Un pari pourtant loin d’être gagné d’avance. Malgré cet intérêt croissant, la simple réécriture d’un mythe est une entreprise plus risquée que sa recréation totale, sa transfiguration complète et son intégration dans un récit pleinement nouveau. Les amateurs du mythe original pourraient regretter le modèle, selon eux bradé et terni ; et ceux qui y sont étrangers manqueraient sans doute de repères. Sans compter que l’attrait moderne pour les épopées d’autrefois découle souvent moins d’un goût du sensible, de l’anecdote ou de l’introspection, que d’une fascination pour le spectaculaire. Si les héros nous font rêver, c’est qu’ils ne sont pas nous ; pourquoi, alors, plaquer sur eux une fragilité trop humaine ? Pourquoi préférer le tangible, le quotidien, le prosaïque, au sublime et au merveilleux ? L’intime plaît moins que le grandiose ; et le simple a vite fait de devenir banal.
Un épique sans épos
Or paradoxalement, ce qui sauve Madeleine Miller du banal, c’est justement son refus du spectaculaire – un refus qui ne prive en rien le mythe de sa saveur et de sa force d’évocation. Car si l’autrice se détourne la plupart du temps de ce grandiose classique, elle ne renonce pas pour autant à faire de l’histoire qu’elle raconte un hapax, la rencontre unique et sublime de deux êtres qui le sont tout autant. Miller rejette moins l’épique que l’épos, c’est-à-dire le style épique en tant que tel, la posture d’un poète inspiré par des dieux dont la grandeur justifie sa grandiloquence. Elle se refuse, avec une humilité admirable, à devenir elle-même le personnage principal de son œuvre, au contraire de l’aède antique qui, in fine, se mettait, lui, avant tout autre, en scène. Le muthos, c’est-à-dire l’histoire, est le récit que décident d’en faire ses protagonistes. Là où l’Iliade était le chant d’Homère, le roman de Miller n’est au fond que le chant d’Achille.

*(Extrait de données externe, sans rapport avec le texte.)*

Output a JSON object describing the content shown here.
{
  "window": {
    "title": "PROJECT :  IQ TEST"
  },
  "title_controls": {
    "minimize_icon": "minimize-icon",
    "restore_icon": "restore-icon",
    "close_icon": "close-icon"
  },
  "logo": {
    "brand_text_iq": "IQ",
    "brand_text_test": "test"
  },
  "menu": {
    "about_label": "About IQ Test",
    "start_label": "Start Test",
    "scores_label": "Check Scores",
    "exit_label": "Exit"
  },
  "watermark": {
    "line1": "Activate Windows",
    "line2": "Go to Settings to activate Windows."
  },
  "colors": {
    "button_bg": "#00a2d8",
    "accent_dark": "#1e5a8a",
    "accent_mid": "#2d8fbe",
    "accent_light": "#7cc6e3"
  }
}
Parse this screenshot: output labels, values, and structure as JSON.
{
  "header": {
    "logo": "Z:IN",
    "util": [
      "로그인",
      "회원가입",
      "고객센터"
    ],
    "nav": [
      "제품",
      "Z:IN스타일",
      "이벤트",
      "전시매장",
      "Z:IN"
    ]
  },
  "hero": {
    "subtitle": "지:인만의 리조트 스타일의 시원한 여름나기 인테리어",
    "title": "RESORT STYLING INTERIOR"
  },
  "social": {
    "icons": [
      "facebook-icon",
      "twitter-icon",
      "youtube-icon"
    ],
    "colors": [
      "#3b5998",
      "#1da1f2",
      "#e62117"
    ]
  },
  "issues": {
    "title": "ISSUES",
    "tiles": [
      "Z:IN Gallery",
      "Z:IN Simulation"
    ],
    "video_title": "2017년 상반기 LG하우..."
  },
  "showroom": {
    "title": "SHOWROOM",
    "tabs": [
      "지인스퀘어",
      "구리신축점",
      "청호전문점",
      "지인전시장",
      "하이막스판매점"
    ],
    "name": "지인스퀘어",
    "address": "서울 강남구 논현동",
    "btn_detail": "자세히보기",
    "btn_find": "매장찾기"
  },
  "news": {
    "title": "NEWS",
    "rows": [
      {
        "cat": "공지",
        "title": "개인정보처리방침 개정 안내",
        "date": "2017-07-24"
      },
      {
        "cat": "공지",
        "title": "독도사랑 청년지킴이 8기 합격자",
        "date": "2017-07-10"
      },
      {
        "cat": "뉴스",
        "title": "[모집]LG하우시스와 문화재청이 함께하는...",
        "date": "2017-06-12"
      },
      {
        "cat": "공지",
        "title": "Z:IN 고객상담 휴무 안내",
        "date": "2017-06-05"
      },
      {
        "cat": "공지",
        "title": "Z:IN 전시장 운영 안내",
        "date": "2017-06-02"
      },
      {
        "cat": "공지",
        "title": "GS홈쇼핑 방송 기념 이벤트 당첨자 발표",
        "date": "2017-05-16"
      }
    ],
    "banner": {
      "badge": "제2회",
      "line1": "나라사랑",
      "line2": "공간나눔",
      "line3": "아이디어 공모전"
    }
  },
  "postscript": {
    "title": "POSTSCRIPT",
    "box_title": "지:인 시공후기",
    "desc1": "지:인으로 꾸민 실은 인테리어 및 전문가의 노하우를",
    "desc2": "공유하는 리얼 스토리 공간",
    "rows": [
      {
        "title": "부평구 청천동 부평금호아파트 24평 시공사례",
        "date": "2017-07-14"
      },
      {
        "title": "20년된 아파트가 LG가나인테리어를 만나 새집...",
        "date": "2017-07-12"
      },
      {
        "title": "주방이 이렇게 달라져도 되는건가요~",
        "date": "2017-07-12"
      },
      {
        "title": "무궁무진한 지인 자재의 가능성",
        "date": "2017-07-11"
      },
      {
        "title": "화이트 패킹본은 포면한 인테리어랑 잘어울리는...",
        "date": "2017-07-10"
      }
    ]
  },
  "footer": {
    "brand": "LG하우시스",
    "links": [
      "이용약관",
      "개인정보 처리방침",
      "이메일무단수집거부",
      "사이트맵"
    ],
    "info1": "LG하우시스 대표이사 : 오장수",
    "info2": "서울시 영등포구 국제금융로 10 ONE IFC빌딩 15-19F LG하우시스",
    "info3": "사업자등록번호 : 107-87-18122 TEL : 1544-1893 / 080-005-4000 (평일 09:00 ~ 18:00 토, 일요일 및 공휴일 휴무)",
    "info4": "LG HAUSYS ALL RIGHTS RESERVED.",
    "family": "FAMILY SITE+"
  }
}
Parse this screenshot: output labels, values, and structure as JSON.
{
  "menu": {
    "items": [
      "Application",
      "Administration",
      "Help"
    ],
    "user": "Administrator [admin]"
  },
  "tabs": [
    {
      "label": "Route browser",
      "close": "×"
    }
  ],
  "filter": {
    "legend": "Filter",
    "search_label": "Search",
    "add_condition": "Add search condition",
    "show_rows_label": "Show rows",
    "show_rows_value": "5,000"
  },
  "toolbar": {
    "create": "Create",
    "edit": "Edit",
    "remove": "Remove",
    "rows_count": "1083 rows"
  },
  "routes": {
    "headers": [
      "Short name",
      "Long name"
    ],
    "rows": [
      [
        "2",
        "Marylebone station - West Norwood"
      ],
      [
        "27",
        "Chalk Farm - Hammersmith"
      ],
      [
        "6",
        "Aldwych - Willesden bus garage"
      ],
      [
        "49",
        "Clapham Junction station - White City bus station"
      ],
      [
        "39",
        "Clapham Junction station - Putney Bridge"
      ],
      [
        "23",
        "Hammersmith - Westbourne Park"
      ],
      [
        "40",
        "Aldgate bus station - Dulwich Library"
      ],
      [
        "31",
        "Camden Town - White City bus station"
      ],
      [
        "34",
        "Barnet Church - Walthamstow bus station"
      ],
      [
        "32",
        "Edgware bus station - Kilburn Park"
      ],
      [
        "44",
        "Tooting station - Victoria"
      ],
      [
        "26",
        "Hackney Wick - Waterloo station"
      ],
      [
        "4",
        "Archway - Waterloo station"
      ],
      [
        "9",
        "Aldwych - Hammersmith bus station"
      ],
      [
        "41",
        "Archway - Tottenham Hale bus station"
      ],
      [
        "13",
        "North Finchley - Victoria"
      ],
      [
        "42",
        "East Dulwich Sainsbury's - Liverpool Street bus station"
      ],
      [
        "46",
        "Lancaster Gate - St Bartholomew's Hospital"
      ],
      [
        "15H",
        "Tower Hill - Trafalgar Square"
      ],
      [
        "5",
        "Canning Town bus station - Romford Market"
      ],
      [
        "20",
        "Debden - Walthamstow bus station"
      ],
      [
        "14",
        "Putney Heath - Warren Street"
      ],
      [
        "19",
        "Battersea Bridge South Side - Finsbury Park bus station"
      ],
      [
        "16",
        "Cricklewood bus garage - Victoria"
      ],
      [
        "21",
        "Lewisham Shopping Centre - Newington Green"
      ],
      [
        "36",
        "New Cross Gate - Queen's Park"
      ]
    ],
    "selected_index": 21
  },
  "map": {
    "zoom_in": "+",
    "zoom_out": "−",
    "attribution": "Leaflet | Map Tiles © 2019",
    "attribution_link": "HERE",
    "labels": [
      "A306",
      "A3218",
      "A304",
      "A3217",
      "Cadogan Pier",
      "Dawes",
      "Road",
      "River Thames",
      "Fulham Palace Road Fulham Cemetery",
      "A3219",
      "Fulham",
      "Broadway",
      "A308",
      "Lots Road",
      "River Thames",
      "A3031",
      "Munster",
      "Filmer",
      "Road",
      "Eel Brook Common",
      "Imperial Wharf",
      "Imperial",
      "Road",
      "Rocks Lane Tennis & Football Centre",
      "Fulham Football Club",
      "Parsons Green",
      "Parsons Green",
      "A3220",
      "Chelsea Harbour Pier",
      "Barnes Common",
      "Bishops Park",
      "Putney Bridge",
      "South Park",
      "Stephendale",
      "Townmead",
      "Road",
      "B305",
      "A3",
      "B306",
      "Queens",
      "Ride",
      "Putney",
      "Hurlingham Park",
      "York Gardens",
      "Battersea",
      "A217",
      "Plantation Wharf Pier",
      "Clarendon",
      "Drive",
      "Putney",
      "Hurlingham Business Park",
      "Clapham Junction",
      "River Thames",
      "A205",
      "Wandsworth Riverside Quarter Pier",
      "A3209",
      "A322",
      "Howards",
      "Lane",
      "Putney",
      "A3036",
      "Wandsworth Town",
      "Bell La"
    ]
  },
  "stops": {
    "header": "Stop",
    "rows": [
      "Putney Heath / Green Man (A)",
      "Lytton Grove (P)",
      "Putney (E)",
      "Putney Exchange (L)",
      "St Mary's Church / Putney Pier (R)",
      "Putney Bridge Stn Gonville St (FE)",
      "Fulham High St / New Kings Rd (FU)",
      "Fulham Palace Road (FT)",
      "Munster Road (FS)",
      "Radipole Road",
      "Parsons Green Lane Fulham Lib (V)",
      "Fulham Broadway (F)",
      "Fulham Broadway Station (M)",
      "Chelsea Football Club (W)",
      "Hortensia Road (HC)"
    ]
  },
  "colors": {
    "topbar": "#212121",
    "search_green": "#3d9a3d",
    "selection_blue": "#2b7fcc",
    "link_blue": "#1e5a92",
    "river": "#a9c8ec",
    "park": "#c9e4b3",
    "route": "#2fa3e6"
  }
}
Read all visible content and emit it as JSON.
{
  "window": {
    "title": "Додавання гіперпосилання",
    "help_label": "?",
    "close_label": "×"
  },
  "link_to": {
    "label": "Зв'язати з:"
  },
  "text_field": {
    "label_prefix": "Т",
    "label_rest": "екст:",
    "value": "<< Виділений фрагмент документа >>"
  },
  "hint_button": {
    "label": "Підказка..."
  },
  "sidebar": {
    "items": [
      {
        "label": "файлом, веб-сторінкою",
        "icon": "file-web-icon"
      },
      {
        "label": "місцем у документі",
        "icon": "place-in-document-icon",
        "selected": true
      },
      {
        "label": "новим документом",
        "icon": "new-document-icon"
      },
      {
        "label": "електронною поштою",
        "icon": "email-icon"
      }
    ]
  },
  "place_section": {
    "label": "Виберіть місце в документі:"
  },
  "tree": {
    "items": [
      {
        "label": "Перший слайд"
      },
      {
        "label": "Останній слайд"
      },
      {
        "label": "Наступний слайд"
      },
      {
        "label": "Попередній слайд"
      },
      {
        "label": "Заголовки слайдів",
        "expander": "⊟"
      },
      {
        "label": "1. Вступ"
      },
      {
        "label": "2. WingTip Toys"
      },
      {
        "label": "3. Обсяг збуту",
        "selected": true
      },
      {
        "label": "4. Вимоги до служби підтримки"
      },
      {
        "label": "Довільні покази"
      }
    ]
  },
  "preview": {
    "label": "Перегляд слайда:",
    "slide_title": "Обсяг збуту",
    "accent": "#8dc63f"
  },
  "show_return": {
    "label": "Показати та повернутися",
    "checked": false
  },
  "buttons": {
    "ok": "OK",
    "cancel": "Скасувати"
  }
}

Changer de point de vue : un pari gagnant ?
Ou plutôt, le chant de Patrocle. Et c’est bien là tout le paradoxe : alors qu’Achille reste le personnage central du roman, que c’est à lui et ses haut-faits que tient la renommée du mythe, c’est à son compagnon qu’est donnée la parole, lui qu’on croyait si réservé, si taciturne et toujours réfugié dans l’ombre du héros. Or si l’on pourrait croire ce choix motivé par un seul souci de cohérence narrative (le chant serait un hommage rendu post-mortem), les destins d’Achille et Patrocle n’ont pas changé depuis Homère : le second est voué à mourir bien avant le premier, et ne saurait raconter une histoire qu’il n’a lui-même que partiellement vécue. Non, l’inversion est purement poétique : elle participe de l’entreprise d’actualisation, d’humanisation qui fait la beauté du roman – au faible prix d’un peu de réalisme. Et, du reste, Patrocle lui-même ne prétend pas créer l’illusion parfaite du réel ; ses auto-commentaires fréquents, qui vont jusqu’à une adresse directe au lecteur (« Peut-être allez-vous me trouver stupide de ne pas avoir vu venir ce qui arriva alors »[1]), rappellent régulièrement que le mythe n’est qu’un mythe, que le chant n’est qu’un chant et que c’est son destinataire qui lui fait prendre vie.
Le sentiment sans sentimentalisme : une poétique de la retenue
Ni pathos, ni froideur : c’est l’ambition du livre, et un objectif largement atteint. Car, si Patrocle commente, il ne décrit guère que ce qu’il perçoit, sans filtre, sans fioritures ; si le lecteur voit à travers ses yeux, l’important reste ce qu’il voit.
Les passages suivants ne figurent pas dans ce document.